YEAR C: HOMILY FOR THE 32ND SUNDAY IN ORDINARY TIME.
THEME: LIFE AFTER LIFE.
BY: Fr Andrew Ekpenyong.
1. Tombstone/Epitaph. Benjamin Franklin (1706 – 1790) was a polymath and one of the Founding Fathers of the United States. He was a leading writer, printer, political philosopher, politician, scientist, inventor, humorist, civic activist, statesman, diplomat, founder of schools and a University, etc. In physics, he is known for his discoveries and theories regarding electricity: positive and negative charges, conservation of charge. As an inventor, he is known for the lightning rod, bifocals, and the Franklin stove, among other inventions. Benjamin said many witty things and I tell you one in relation to the Scripture readings today: “In this world nothing can be said to be certain, except death and taxes.” He definitely thought a lot about death, took the biblical teaching on resurrection seriously, to the point of writing down his own epitaph: The Body of B. Franklin, the former printer lies here, food for worms, like the cover of an old book: its contents torn out and stripped of its lettering and gilding. But the work shall not be wholly lost: for it will, as he believed, appear once more in a new & more perfect edition, corrected and amended by its Author. (http://www.loc.gov/exhibits/treasures/franklin-epitaph.html). At the funeral oration of a friend, Benjamin Franklin wrote and read, underpinning life after life: “Our friend and we were invited abroad on a party of pleasure, which is to last forever. His chair was ready first and he has gone before us. We could not all conveniently start together; and why should you and I be grieved at this, since we are soon to follow, and know where to find him.”

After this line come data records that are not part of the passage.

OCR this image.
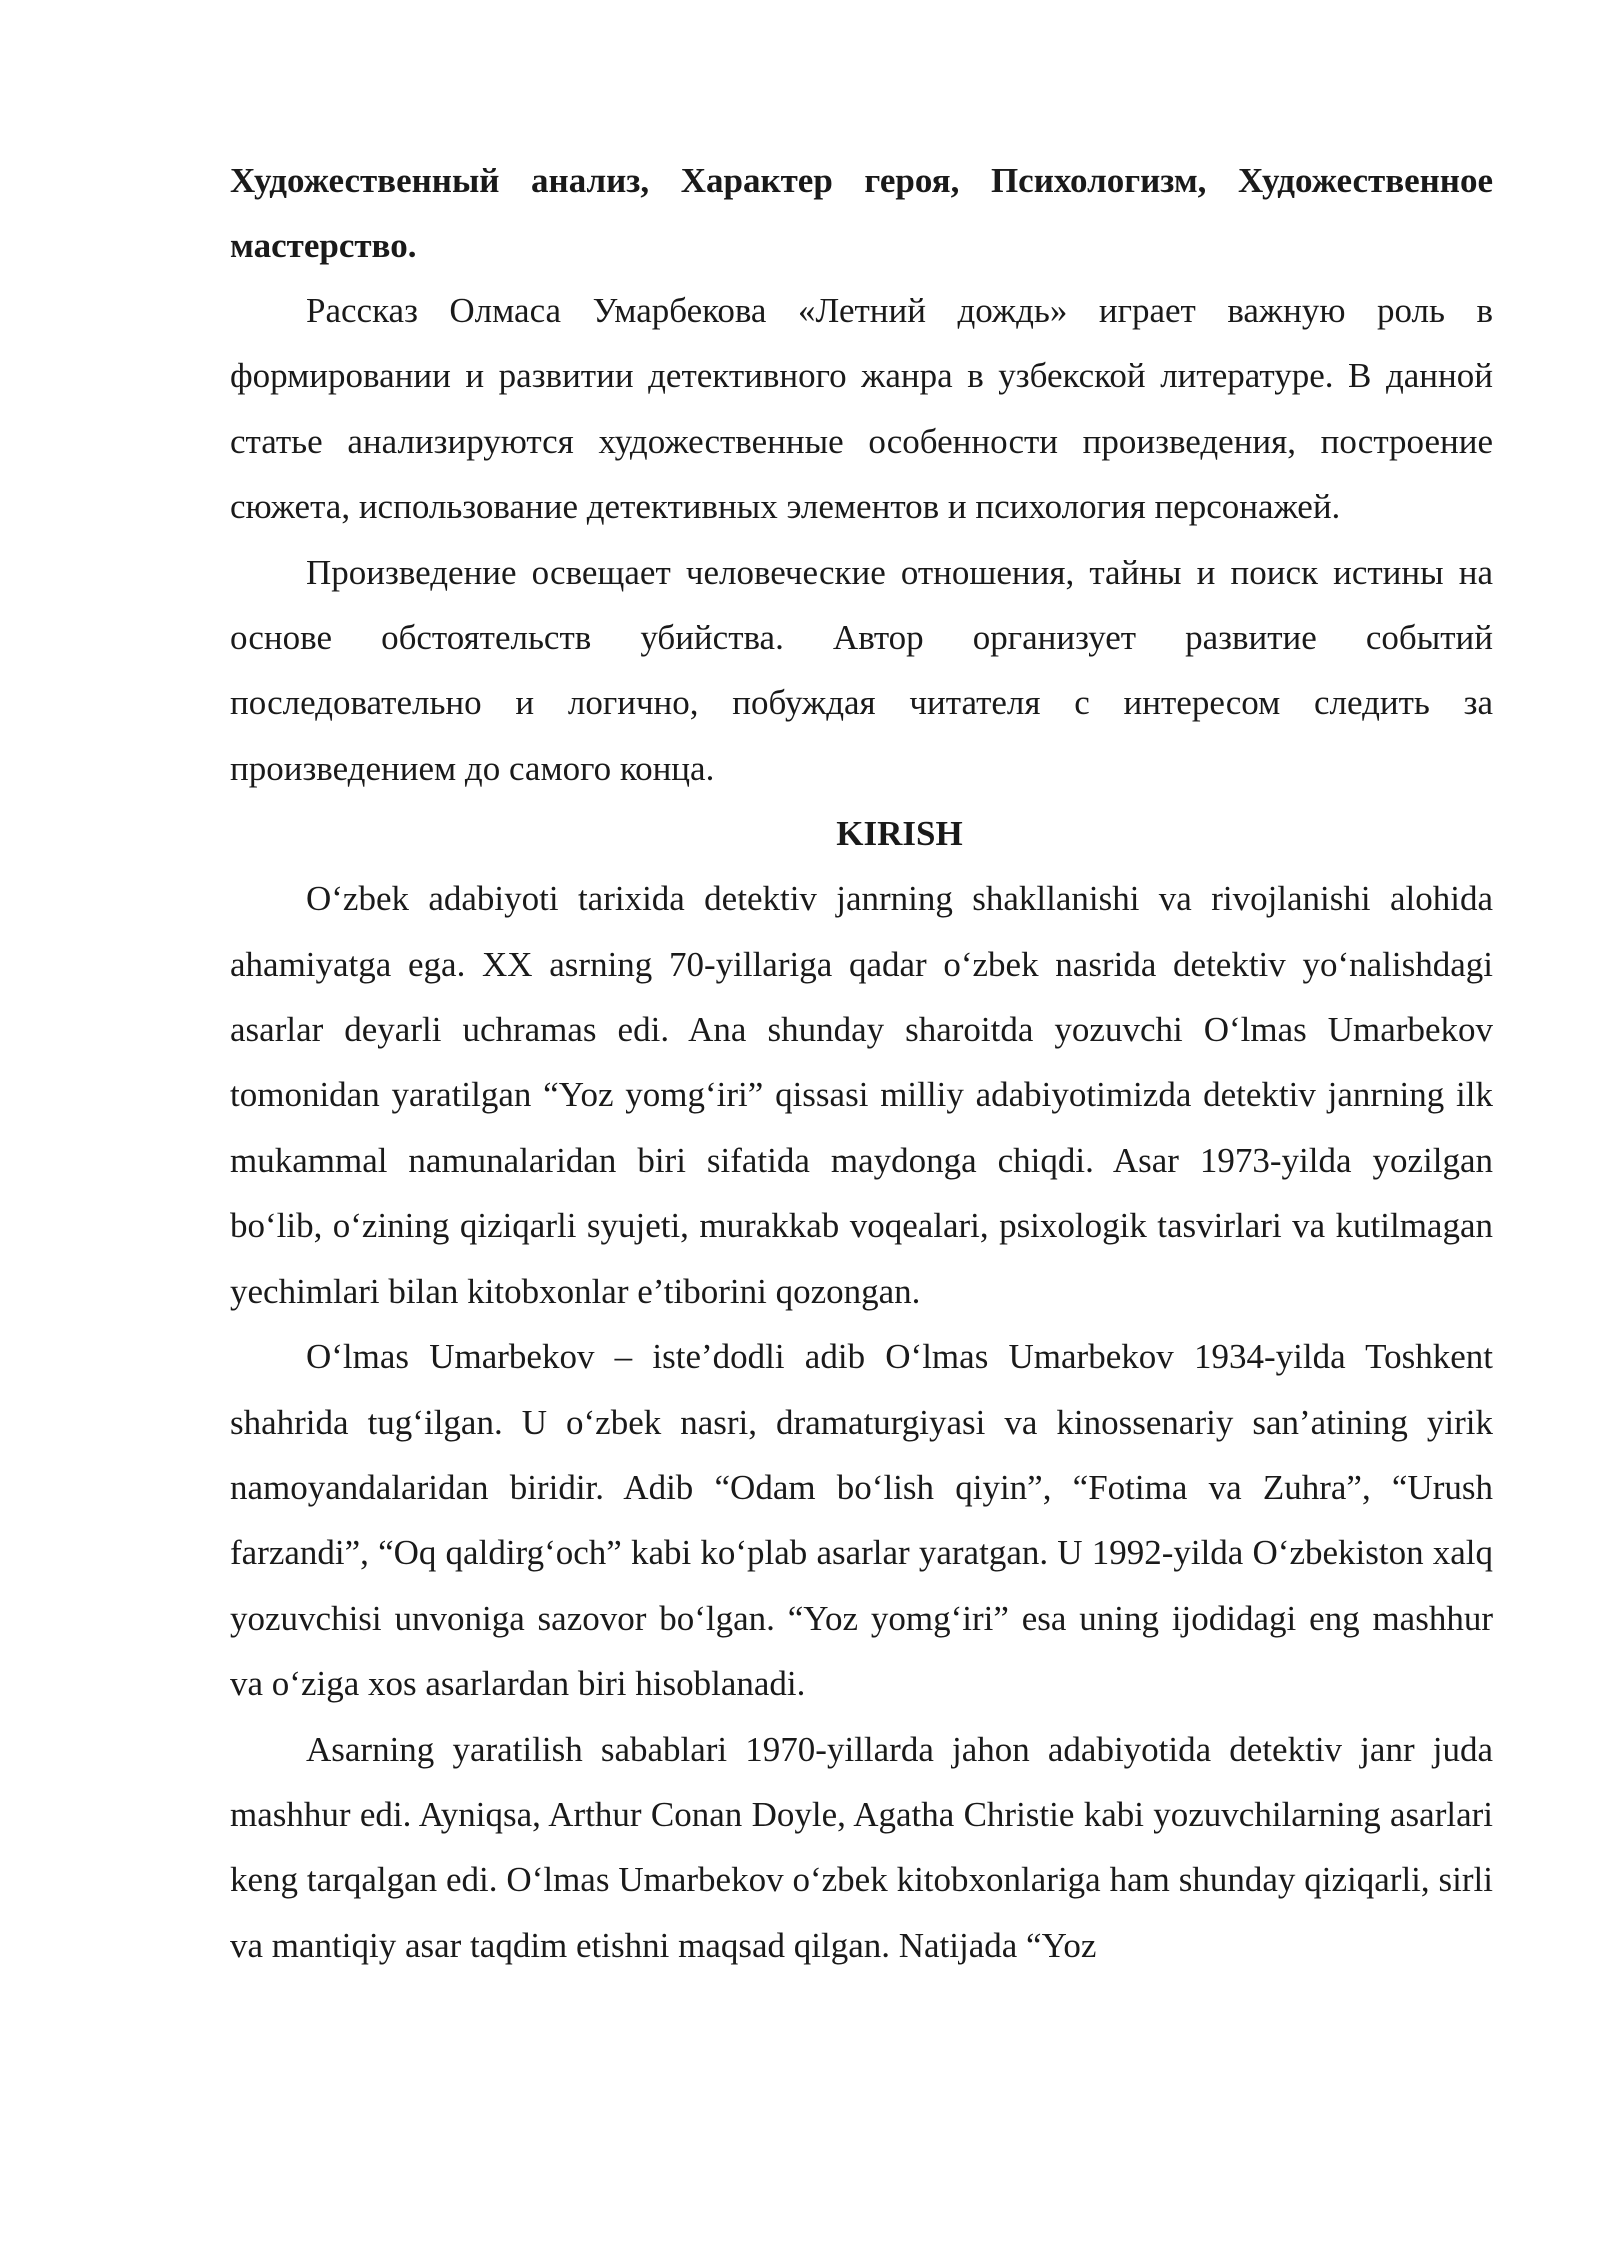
Художественный анализ, Характер героя, Психологизм, Художественное мастерство.

Рассказ Олмаса Умарбекова «Летний дождь» играет важную роль в формировании и развитии детективного жанра в узбекской литературе. В данной статье анализируются художественные особенности произведения, построение сюжета, использование детективных элементов и психология персонажей.

Произведение освещает человеческие отношения, тайны и поиск истины на основе обстоятельств убийства. Автор организует развитие событий последовательно и логично, побуждая читателя с интересом следить за произведением до самого конца.

KIRISH

O‘zbek adabiyoti tarixida detektiv janrning shakllanishi va rivojlanishi alohida ahamiyatga ega. XX asrning 70-yillariga qadar o‘zbek nasrida detektiv yo‘nalishdagi asarlar deyarli uchramas edi. Ana shunday sharoitda yozuvchi O‘lmas Umarbekov tomonidan yaratilgan “Yoz yomg‘iri” qissasi milliy adabiyotimizda detektiv janrning ilk mukammal namunalaridan biri sifatida maydonga chiqdi. Asar 1973-yilda yozilgan bo‘lib, o‘zining qiziqarli syujeti, murakkab voqealari, psixologik tasvirlari va kutilmagan yechimlari bilan kitobxonlar e’tiborini qozongan.

O‘lmas Umarbekov – iste’dodli adib O‘lmas Umarbekov 1934-yilda Toshkent shahrida tug‘ilgan. U o‘zbek nasri, dramaturgiyasi va kinossenariy san’atining yirik namoyandalaridan biridir. Adib “Odam bo‘lish qiyin”, “Fotima va Zuhra”, “Urush farzandi”, “Oq qaldirg‘och” kabi ko‘plab asarlar yaratgan. U 1992-yilda O‘zbekiston xalq yozuvchisi unvoniga sazovor bo‘lgan. “Yoz yomg‘iri” esa uning ijodidagi eng mashhur va o‘ziga xos asarlardan biri hisoblanadi.

Asarning yaratilish sabablari 1970-yillarda jahon adabiyotida detektiv janr juda mashhur edi. Ayniqsa, Arthur Conan Doyle, Agatha Christie kabi yozuvchilarning asarlari keng tarqalgan edi. O‘lmas Umarbekov o‘zbek kitobxonlariga ham shunday qiziqarli, sirli va mantiqiy asar taqdim etishni maqsad qilgan. Natijada “Yoz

2. Life After Life. Today’s first reading (2 Mc 7:1-2, 9-14) relates the story of a heroic Jewish woman and her seven sons who refused their captor’s order to eat pork, something forbidden as “unclean” by Jewish Law (Lev 11:7). This happened during the Hellenistic Seleucid Empire (312 BC to 63 BC). It is true that later, in the New Testament, our Lord Jesus Christ taught that nothing that goes into a person makes a person unclean thereby declaring all foods clean (Mark 7:19). Yet, the intent of the captors of the Jews was to force them into renouncing their religion, their faith in God. The woman and her seven sons chose martyrdom instead of disobeying God’s commandments as they understood it. They found courage to face death because of their faith in the resurrection. And they even expressed this faith before their torturers. The fourth brother said: “”It is my choice to die at the hands of men with the hope God gives of being raised up by him…” Well, not everyone believed in the Resurrection even when Christ revealed it, died and rose from the dead to prove it and to prepare us for it. In today’s Gospel (Lk 20:27-38), the Sadduccees, those who deny that there is a resurrection, tried a reductio ad absurdum by presenting an extreme scenario to reduce the notion of a resurrection into a logical absurdity. Our Lord clarified that life after the resurrection is immortal and different from the present. Since the Sadducees at least believed in the 5 books of Moses, the Pentateuch containing the Torah, our Lord then met them on their own terms when He added: “That the dead will rise even Moses made known in the passage about the bush, when he called out ‘Lord, ‘ the God of Abraham, the God of Isaac, and the God of Jacob; and he is not God of the dead, but of the living, for to him all are alive.”
ALSO READ: YEAR C: 32ND SUNDAY IN ORDINARY TIME.
3. Here and Now. Of what use is my faith in the resurrection if my life here and now does not reflect that faith? The Jewish woman and her 7 sons lived lives and died deaths that reflected the resurrection. As Jurgen Moltmann, a former prisoner of war who is now a celebrated theologian mentioned, it is hard to look forward to the Resurrection if there are people one would rather not see again. Yes, I personally wish to treat everyone here and now, in such a way that I can look forward to seeing them again, at the Resurrection.